Disaster aid 'on the way' after fast Minn. session
- Article by: BRIAN BAKST
- Associated Press
- September 9, 2013 - 5:00 PM
ST. PAUL, Minn. — Minnesota lawmakers quickly approved $4.5 million in aid Monday for 18 counties damaged by severe storms in late June, wrapping up a special legislative session in less than four hours.
"Disaster aid is on the way," Gov. Mark Dayton said as he added his signature to the brief bill, which also frees up $220,000 for two counties that endured damage from an unusually bad ice storm in April.
The disaster relief bill passed unanimously in the Senate and drew only a single no vote in the House from a St. Paul representative upset that Ramsey County was not among the counties to be included in the presidential disaster declaration.
"We will come together today, Republicans and Democrats, and do the right thing," said Rep. Greg Davids, R-Preston, who represents two counties — Fillmore and Houston — that were particularly hard hit.
While there was unity on disaster relief, the special session saw more discussion about what wasn't on the agenda than what was. Republicans used the brief gathering to harp on new sales taxes approved by the DFL-led Legislature earlier this year, repeatedly drawing parallels between the natural disaster that prompted the aid with what numerous GOP members called the "man-made disaster" of tax increases they want repealed.
Dayton and legislative leaders from both parties agreed on the limited frame for the special session, when Democrats and Republicans couldn't agree on which of a handful of sales tax hikes should be subject to repeal votes. Dayton said Republicans never made clear how they would backfill the budget if the taxes got chopped.
The relief bill covers the state's 25 percent share of an estimated $18 million in damage from a week of severe storms that swept through the state beginning June 20, causing widespread wind and flooding damage. The Federal Emergency Management Agency is providing the rest.
The aid money can be used to pay for debris removal, sandbagging and repair to roads, bridges, water treatment plants, golf courses and other public recreation. The 18 counties are Benton, Big Stone, Douglas, Faribault, Fillmore, Freeborn, Grant, Hennepin, Houston, McLeod, Morrison, Pope, Sibley, Stearns, Stevens, Swift, Traverse, and Wilkin.

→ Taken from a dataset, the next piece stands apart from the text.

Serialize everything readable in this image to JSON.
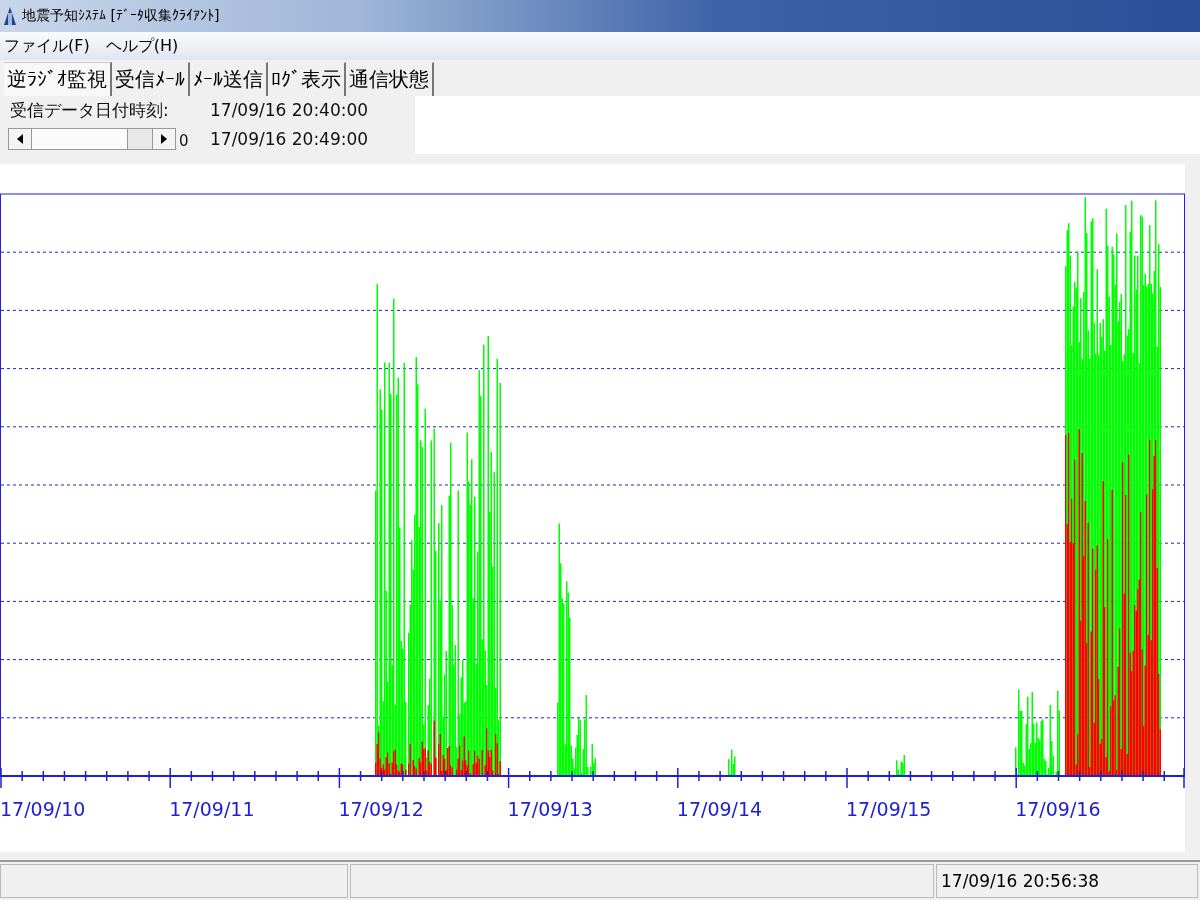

Rep. Alice Hausman, DFL-St. Paul, cast the lone dissenting vote out of anger over Ramsey County's exclusion. It was left out because its estimated $1.7 million in damage fell about $280,000 short of FEMA's threshold.
Hausman said the federal formula for calculating the threshold penalized Ramsey County unfairly because it is the state's smallest county by size but second largest by population. She also said supporting such bills is an easy way to win political support.
"To me, it's a funny game we play with disaster relief," Hausman said. "We pretend it's more noble than other things we spend money on."
While Dayton and lawmakers agreed that only the disaster bill would get a vote, rank-and-file lawmakers seized on the brief session to introduce 45 other bills. Most were to repeal various sales taxes, with both Republicans and Democrats as sponsors. There were bills to repeal authorization for a union organizing vote by some home daycare providers, a bill to approve a new statewide schools policy to crack down on bullies, and several bills related to the ongoing Minnesota Vikings stadium construction.
Among the sales tax measures most frequently targeted for repeal were new taxes on farm equipment repairs, storage and warehousing services, and on financial transactions between businesses.
"We really feel we're missing an opportunity to take care of some of the mistakes Democrats made," said House Minority Leader Kurt Daudt, R-Crown.
But Senate Majority Leader Tom Bakk, DFL-Cook, said those debates would have to wait until February, when lawmakers return for their next regular session. The farm-equipment repair tax in particular has proven unpopular with many Democrats, and Dayton has said he's open to its repeal.
"To the extent there's money available, we certainly are going to have a conversation about what we spend it on," Bakk said. "That will be what the next session is likely going to be about."